Whitmer, whose candidacy many Democratic party bosses were skeptical of in the beginning, turned out to be the perfect choice for this campaign.
She’d been out of statewide politics long enough to qualify as a fresh face. Progressives may have wanted someone more liberal, but there was no way they were going to sit out this election. So Whitmer didn’t have to lurch left to keep the Democratic base.
Whitmer appeared reasonable and confident, and moderate. She ran a smart, optimistic campaign that positioned her as a safe and acceptable choice for those turned off by Schuette. She exploited Snyder’s refusal to endorse the Republican, exaggerating what she claimed was a collaborative relationship with the governor when she was minority leader of the Senate. Without the governor’s blessing, Schuette was limited in his ability to tout himself as heir to the forces that delivered the state’s comeback.
Instead, Schuette built his campaign on the conviction that Michigan voters still held a deep resentment toward former Gov. Jennifer Granholm. He believed the key to victory was morphing Whitmer into Granholm in the minds of voters who lived through the state’s Lost Decade.

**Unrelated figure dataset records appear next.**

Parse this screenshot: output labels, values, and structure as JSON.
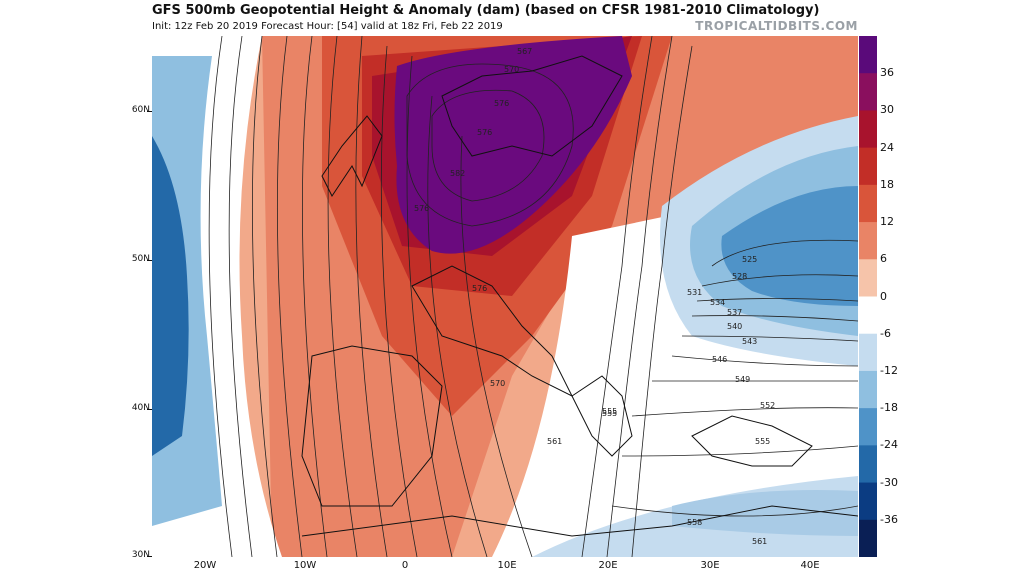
{
  "header": {
    "title": "GFS 500mb Geopotential Height & Anomaly (dam) (based on CFSR 1981-2010 Climatology)",
    "subtitle": "Init: 12z Feb 20 2019   Forecast Hour: [54]   valid at 18z Fri, Feb 22 2019",
    "brand": "TROPICALTIDBITS.COM"
  },
  "colorbar": {
    "labels": [
      "36",
      "30",
      "24",
      "18",
      "12",
      "6",
      "0",
      "-6",
      "-12",
      "-18",
      "-24",
      "-30",
      "-36"
    ],
    "colors": [
      "#5a0a7a",
      "#8a0f5e",
      "#a8132d",
      "#c22e27",
      "#d9553a",
      "#e98466",
      "#f6c4aa",
      "#ffffff",
      "#c5dcef",
      "#8fbfe0",
      "#4f93c8",
      "#2369a8",
      "#0b3c82",
      "#0a1f55"
    ]
  },
  "axes": {
    "lat_labels": [
      "60N",
      "50N",
      "40N",
      "30N"
    ],
    "lon_labels": [
      "20W",
      "10W",
      "0",
      "10E",
      "20E",
      "30E",
      "40E"
    ]
  },
  "contour_labels": [
    "567",
    "570",
    "576",
    "576",
    "582",
    "576",
    "570",
    "576",
    "561",
    "555",
    "525",
    "528",
    "531",
    "534",
    "537",
    "540",
    "543",
    "546",
    "549",
    "552",
    "555",
    "555",
    "558",
    "561"
  ]
}
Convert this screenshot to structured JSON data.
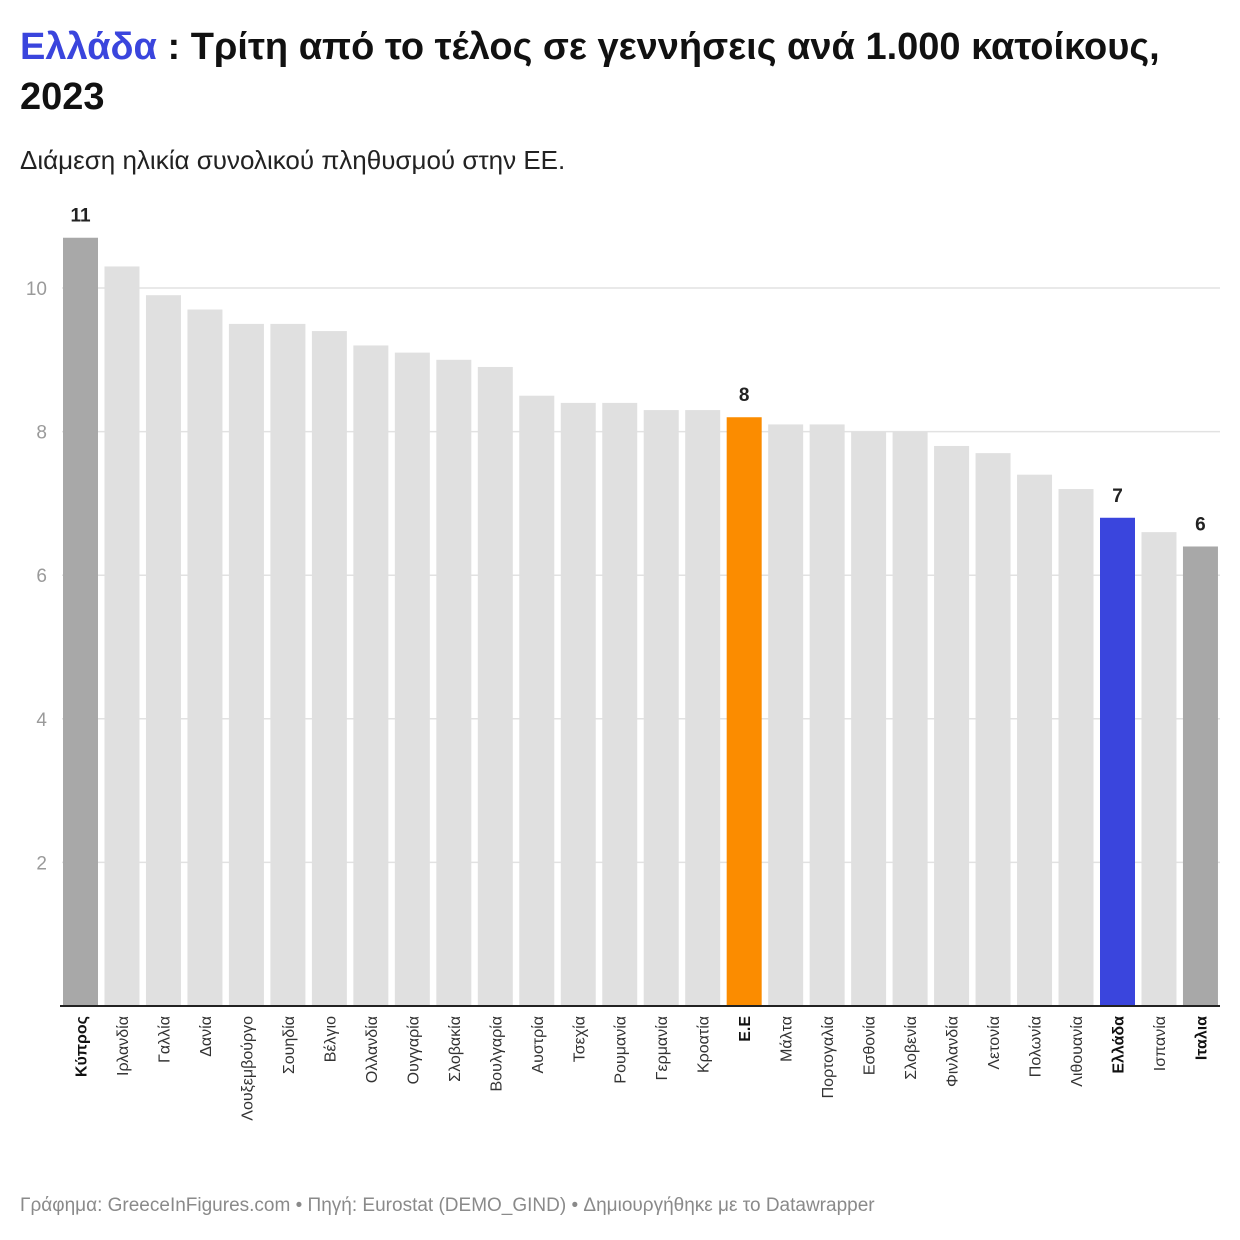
{
  "title": {
    "highlight": "Ελλάδα",
    "rest": " : Τρίτη από το τέλος σε γεννήσεις ανά 1.000 κατοίκους, 2023"
  },
  "subtitle": "Διάμεση ηλικία συνολικού πληθυσμού στην ΕΕ.",
  "footer": "Γράφημα: GreeceInFigures.com • Πηγή: Eurostat (DEMO_GIND) • Δημιουργήθηκε με το Datawrapper",
  "chart_data": {
    "type": "bar",
    "title": "Ελλάδα : Τρίτη από το τέλος σε γεννήσεις ανά 1.000 κατοίκους, 2023",
    "xlabel": "",
    "ylabel": "",
    "ylim": [
      0,
      10.7
    ],
    "yticks": [
      2,
      4,
      6,
      8,
      10
    ],
    "grid": true,
    "categories": [
      "Κύπρος",
      "Ιρλανδία",
      "Γαλλία",
      "Δανία",
      "Λουξεμβούργο",
      "Σουηδία",
      "Βέλγιο",
      "Ολλανδία",
      "Ουγγαρία",
      "Σλοβακία",
      "Βουλγαρία",
      "Αυστρία",
      "Τσεχία",
      "Ρουμανία",
      "Γερμανία",
      "Κροατία",
      "Ε.Ε",
      "Μάλτα",
      "Πορτογαλία",
      "Εσθονία",
      "Σλοβενία",
      "Φινλανδία",
      "Λετονία",
      "Πολωνία",
      "Λιθουανία",
      "Ελλάδα",
      "Ισπανία",
      "Ιταλια"
    ],
    "values": [
      10.7,
      10.3,
      9.9,
      9.7,
      9.5,
      9.5,
      9.4,
      9.2,
      9.1,
      9.0,
      8.9,
      8.5,
      8.4,
      8.4,
      8.3,
      8.3,
      8.2,
      8.1,
      8.1,
      8.0,
      8.0,
      7.8,
      7.7,
      7.4,
      7.2,
      6.8,
      6.6,
      6.4
    ],
    "data_labels": {
      "Κύπρος": "11",
      "Ε.Ε": "8",
      "Ελλάδα": "7",
      "Ιταλια": "6"
    },
    "bold_labels": [
      "Κύπρος",
      "Ε.Ε",
      "Ελλάδα",
      "Ιταλια"
    ],
    "colors": {
      "default": "#e0e0e0",
      "Κύπρος": "#a8a8a8",
      "Ιταλια": "#a8a8a8",
      "Ε.Ε": "#fb8c00",
      "Ελλάδα": "#3a45dd"
    }
  }
}
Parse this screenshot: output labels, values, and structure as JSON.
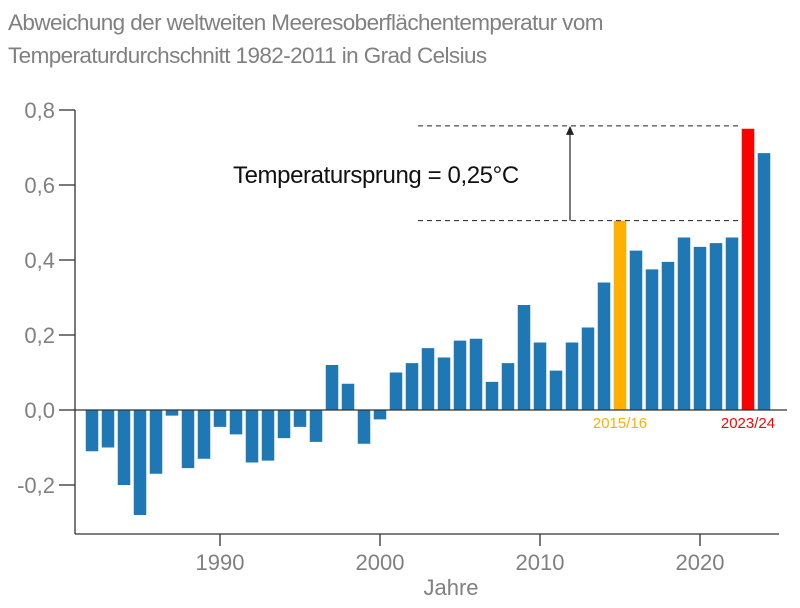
{
  "chart_data": {
    "type": "bar",
    "title_line1": "Abweichung der weltweiten Meeresoberflächentemperatur vom",
    "title_line2": "Temperaturdurchschnitt 1982-2011 in Grad Celsius",
    "xlabel": "Jahre",
    "ylabel": "",
    "ylim": [
      -0.33,
      0.8
    ],
    "xlim": [
      1981,
      2025
    ],
    "grid": false,
    "yticks": [
      -0.2,
      0.0,
      0.2,
      0.4,
      0.6,
      0.8
    ],
    "ytick_labels": [
      "-0,2",
      "0,0",
      "0,2",
      "0,4",
      "0,6",
      "0,8"
    ],
    "xticks": [
      1990,
      2000,
      2010,
      2020
    ],
    "xtick_labels": [
      "1990",
      "2000",
      "2010",
      "2020"
    ],
    "x": [
      1982,
      1983,
      1984,
      1985,
      1986,
      1987,
      1988,
      1989,
      1990,
      1991,
      1992,
      1993,
      1994,
      1995,
      1996,
      1997,
      1998,
      1999,
      2000,
      2001,
      2002,
      2003,
      2004,
      2005,
      2006,
      2007,
      2008,
      2009,
      2010,
      2011,
      2012,
      2013,
      2014,
      2015,
      2016,
      2017,
      2018,
      2019,
      2020,
      2021,
      2022,
      2023,
      2024
    ],
    "values": [
      -0.11,
      -0.1,
      -0.2,
      -0.28,
      -0.17,
      -0.015,
      -0.155,
      -0.13,
      -0.045,
      -0.065,
      -0.14,
      -0.135,
      -0.075,
      -0.045,
      -0.085,
      0.12,
      0.07,
      -0.09,
      -0.025,
      0.1,
      0.125,
      0.165,
      0.14,
      0.185,
      0.19,
      0.075,
      0.125,
      0.28,
      0.18,
      0.105,
      0.18,
      0.22,
      0.34,
      0.505,
      0.425,
      0.375,
      0.395,
      0.46,
      0.435,
      0.445,
      0.46,
      0.75,
      0.685
    ],
    "colors": {
      "default": "#1f77b4",
      "highlight_2015": "#ffb000",
      "highlight_2023": "#ff0000",
      "text": "#808080",
      "axis": "#333333"
    },
    "highlights": [
      {
        "year": 2015,
        "label": "2015/16",
        "color": "#ffb000"
      },
      {
        "year": 2023,
        "label": "2023/24",
        "color": "#ff0000"
      }
    ],
    "annotation": {
      "text": "Temperatursprung = 0,25°C",
      "from_value": 0.505,
      "to_value": 0.755
    }
  }
}
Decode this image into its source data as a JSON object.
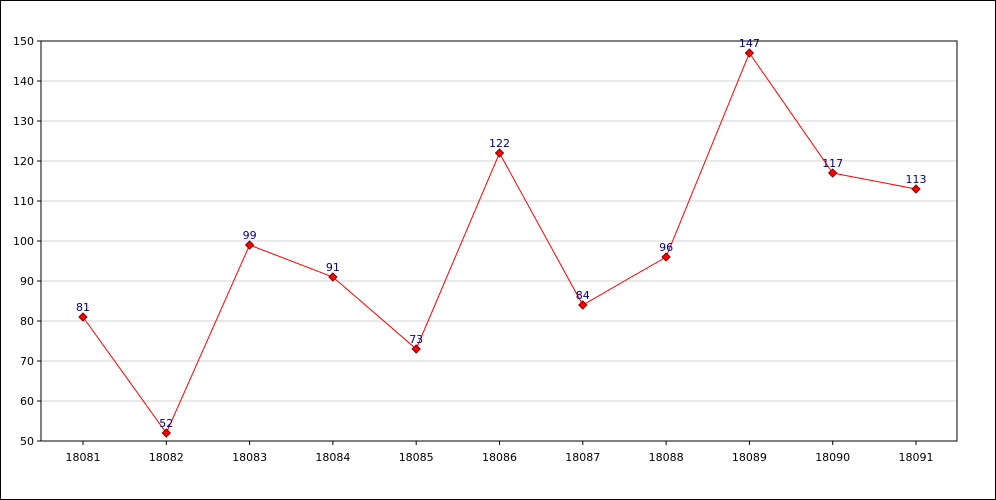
{
  "chart_data": {
    "type": "line",
    "categories": [
      "18081",
      "18082",
      "18083",
      "18084",
      "18085",
      "18086",
      "18087",
      "18088",
      "18089",
      "18090",
      "18091"
    ],
    "values": [
      81,
      52,
      99,
      91,
      73,
      122,
      84,
      96,
      147,
      117,
      113
    ],
    "data_labels": [
      "81",
      "52",
      "99",
      "91",
      "73",
      "122",
      "84",
      "96",
      "147",
      "117",
      "113"
    ],
    "y_ticks": [
      "50",
      "60",
      "70",
      "80",
      "90",
      "100",
      "110",
      "120",
      "130",
      "140",
      "150"
    ],
    "ylim": [
      50,
      150
    ],
    "title": "",
    "xlabel": "",
    "ylabel": "",
    "grid": "horizontal",
    "legend": "none",
    "colors": {
      "line": "#ff0000",
      "marker_fill": "#ff0000",
      "marker_stroke": "#800000",
      "data_label": "#000080",
      "grid": "#d3d3d3",
      "axis": "#000000"
    }
  }
}
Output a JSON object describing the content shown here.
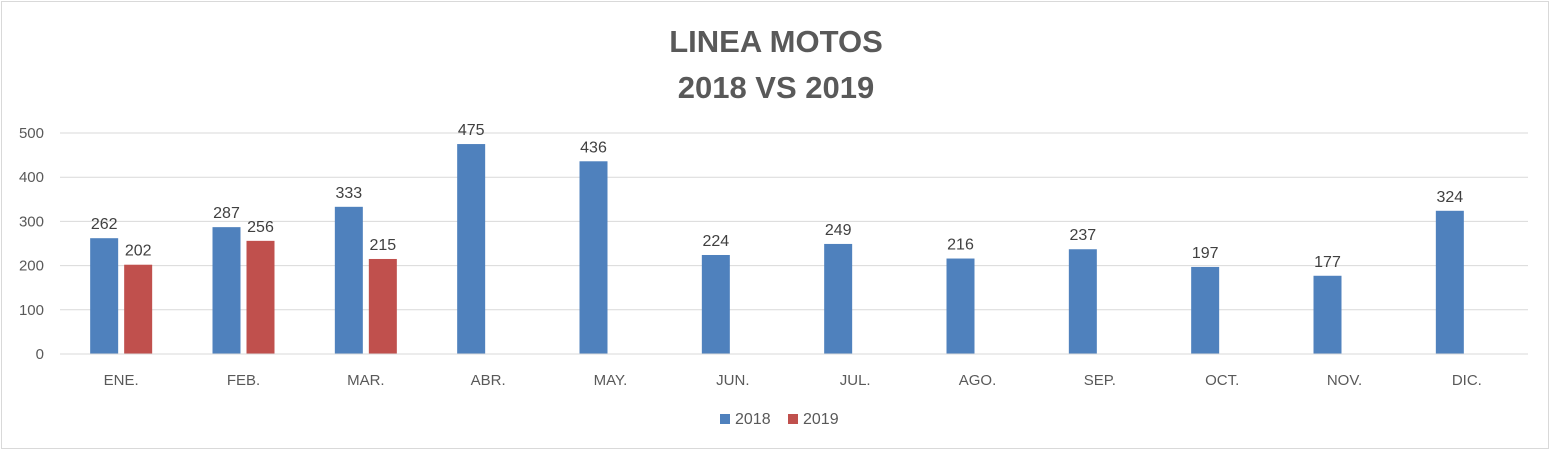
{
  "chart_data": {
    "type": "bar",
    "title_lines": [
      "LINEA MOTOS",
      "2018 VS 2019"
    ],
    "categories": [
      "ENE.",
      "FEB.",
      "MAR.",
      "ABR.",
      "MAY.",
      "JUN.",
      "JUL.",
      "AGO.",
      "SEP.",
      "OCT.",
      "NOV.",
      "DIC."
    ],
    "series": [
      {
        "name": "2018",
        "color": "#4f81bd",
        "values": [
          262,
          287,
          333,
          475,
          436,
          224,
          249,
          216,
          237,
          197,
          177,
          324
        ]
      },
      {
        "name": "2019",
        "color": "#c0504d",
        "values": [
          202,
          256,
          215,
          null,
          null,
          null,
          null,
          null,
          null,
          null,
          null,
          null
        ]
      }
    ],
    "ylim": [
      0,
      500
    ],
    "yticks": [
      0,
      100,
      200,
      300,
      400,
      500
    ],
    "grid": true,
    "legend_position": "bottom",
    "data_labels": true
  }
}
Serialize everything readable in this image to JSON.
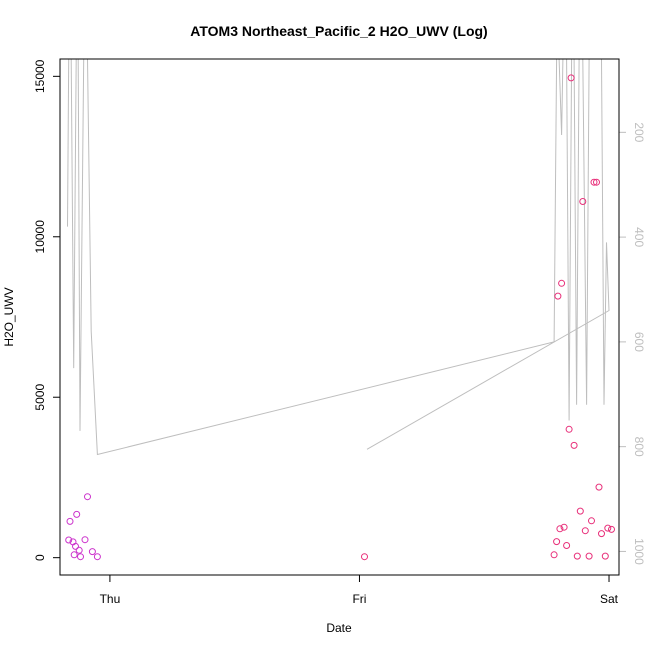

It didn’t work. And yet Schuette never pivoted toward breaking through the true obstacle: his own likability. His relentless attacks barely moved Whitmer’s approval rating. And his own hardly rose. For someone who has won several elections in Michigan over the past 30 years, he campaigned as if he didn’t have a clue.
His strategy was particularly tone deaf in what turned out to be The Year of the Woman. Heavy-handed attacks on women candidates were no way to counter the Pink Wave.
Maybe there was nothing Bill Schuette could have done to win this election. But he did so little right that we’ll never know.